Para além de lesar a Sociedade, alguns desses comportamentos podem ser considerados crimes ou ilícitos de mera ordenação social, assim expressamente descritos no Código das Sociedades Comerciais. Nestes casos, até a atuação negligente pode ser punida e os gestores podem ser diretamente condenados no pagamento das coimas aí previstas, para lá da compensação que seja devida à própria Sociedade, em face de danos que comprovadamente tenha suportado.
Os administradores podem assumir igualmente responsabilidade para com os credores da Sociedade quando, por inobservância culposa das disposições legais ou contratuais destinadas à proteção destes, o património da Sociedade se torne insuficiente para a satisfação dos respetivos créditos.
Em particular, o Código de Insolvência e da Recuperação de Empresas (CIRE) disciplina a forma de apreciar e valorar o comportamento dos gestores e de os responsabilizar, sendo caso disso, através do incidente de qualificação da insolvência, desencadeado sempre que seja requerido pelo Ministério Público ou por qualquer credor.
De entre as possíveis consequências de uma decisão de qualificação da insolvência encontra-se a condenação dos responsáveis no pagamento aos credores dos valores que lhe sejam devidos e não satisfeitos pela massa insolvente.

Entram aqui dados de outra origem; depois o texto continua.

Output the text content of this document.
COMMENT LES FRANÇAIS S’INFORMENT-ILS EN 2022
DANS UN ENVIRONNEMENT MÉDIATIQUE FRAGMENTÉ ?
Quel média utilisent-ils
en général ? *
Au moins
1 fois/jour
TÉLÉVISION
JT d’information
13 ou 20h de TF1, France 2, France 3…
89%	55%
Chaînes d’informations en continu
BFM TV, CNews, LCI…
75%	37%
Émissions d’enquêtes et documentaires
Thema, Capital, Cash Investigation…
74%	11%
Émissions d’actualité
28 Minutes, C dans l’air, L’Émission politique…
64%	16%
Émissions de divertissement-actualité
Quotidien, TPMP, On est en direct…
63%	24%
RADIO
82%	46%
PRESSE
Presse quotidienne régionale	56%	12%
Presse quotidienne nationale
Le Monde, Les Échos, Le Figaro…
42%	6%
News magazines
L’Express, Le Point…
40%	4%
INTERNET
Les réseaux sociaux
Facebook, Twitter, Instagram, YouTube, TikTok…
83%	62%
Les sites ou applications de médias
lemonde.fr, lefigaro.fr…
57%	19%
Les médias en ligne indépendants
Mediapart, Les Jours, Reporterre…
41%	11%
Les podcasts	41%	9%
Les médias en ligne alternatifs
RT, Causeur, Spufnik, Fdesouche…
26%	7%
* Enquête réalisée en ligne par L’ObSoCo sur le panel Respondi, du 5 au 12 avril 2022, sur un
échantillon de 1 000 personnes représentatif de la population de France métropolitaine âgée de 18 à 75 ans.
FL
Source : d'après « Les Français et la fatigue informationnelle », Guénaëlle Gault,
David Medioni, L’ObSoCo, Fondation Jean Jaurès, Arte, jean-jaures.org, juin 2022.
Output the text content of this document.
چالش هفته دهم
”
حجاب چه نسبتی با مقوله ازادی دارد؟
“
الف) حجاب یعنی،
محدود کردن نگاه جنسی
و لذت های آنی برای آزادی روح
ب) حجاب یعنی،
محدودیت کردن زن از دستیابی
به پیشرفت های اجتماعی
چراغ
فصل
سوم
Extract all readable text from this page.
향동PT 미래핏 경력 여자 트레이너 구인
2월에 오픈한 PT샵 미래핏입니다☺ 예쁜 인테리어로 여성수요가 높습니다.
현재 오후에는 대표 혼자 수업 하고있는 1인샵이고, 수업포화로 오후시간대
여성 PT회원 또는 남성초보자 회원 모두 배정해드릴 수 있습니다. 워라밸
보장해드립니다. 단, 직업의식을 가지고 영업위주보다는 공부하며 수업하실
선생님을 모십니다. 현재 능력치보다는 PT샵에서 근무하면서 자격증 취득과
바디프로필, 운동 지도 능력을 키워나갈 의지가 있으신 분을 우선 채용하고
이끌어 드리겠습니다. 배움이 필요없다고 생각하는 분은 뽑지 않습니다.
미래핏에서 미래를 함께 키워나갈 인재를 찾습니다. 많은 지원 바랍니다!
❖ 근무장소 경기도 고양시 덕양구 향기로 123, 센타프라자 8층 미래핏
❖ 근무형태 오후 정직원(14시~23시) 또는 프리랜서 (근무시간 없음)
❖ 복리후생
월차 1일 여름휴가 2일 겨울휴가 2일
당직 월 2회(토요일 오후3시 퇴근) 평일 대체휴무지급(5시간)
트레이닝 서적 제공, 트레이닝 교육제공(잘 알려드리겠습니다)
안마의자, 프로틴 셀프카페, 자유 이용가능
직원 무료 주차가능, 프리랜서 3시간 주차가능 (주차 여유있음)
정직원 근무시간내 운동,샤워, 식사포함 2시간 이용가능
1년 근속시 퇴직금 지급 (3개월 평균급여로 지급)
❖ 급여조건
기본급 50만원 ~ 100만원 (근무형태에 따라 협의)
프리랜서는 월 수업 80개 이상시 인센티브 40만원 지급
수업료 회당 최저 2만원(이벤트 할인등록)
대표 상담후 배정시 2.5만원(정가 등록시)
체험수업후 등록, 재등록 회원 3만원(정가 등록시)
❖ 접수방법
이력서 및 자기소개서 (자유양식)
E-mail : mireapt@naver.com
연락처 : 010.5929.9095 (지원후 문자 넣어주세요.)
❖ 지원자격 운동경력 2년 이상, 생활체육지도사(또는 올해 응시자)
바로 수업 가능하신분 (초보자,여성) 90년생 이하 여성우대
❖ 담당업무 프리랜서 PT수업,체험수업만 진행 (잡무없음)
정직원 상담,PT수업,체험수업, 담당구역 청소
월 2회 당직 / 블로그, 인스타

Desde a alteração recente ao Código do Trabalho, resultante da Lei 28/2016, de 23 de agosto, também a contratação de trabalhadores em regime trabalho temporário pode penalizar as empresas que os contratem e os administradores, pessoalmente.
Numa altura em que começam a ser normais as acusações de mobbing e assédio moral no local de trabalho e frequentes as condenações judiciais, por valores elevados quando comparados com outras sentenças de condenação por danos morais num contexto não laboral, a responsabilidade por infrações laborais será uma área de futuro cuidado para os gestores (se não é já).
Os administradores são responsáveis solidariamente entre si pelas dívidas tributárias e são responsáveis subsidiariamente em relação à sociedade, ou seja, podem ser chamados a responder pessoalmente caso o património da sociedade se mostre insuficiente para a satisfação das dívidas tributárias.
Essa responsabilidade é estendida às dívidas à Segurança Social, conforme prescreve o Código dos Regimes Contributivos do Sistema Previdencial de Segurança Social.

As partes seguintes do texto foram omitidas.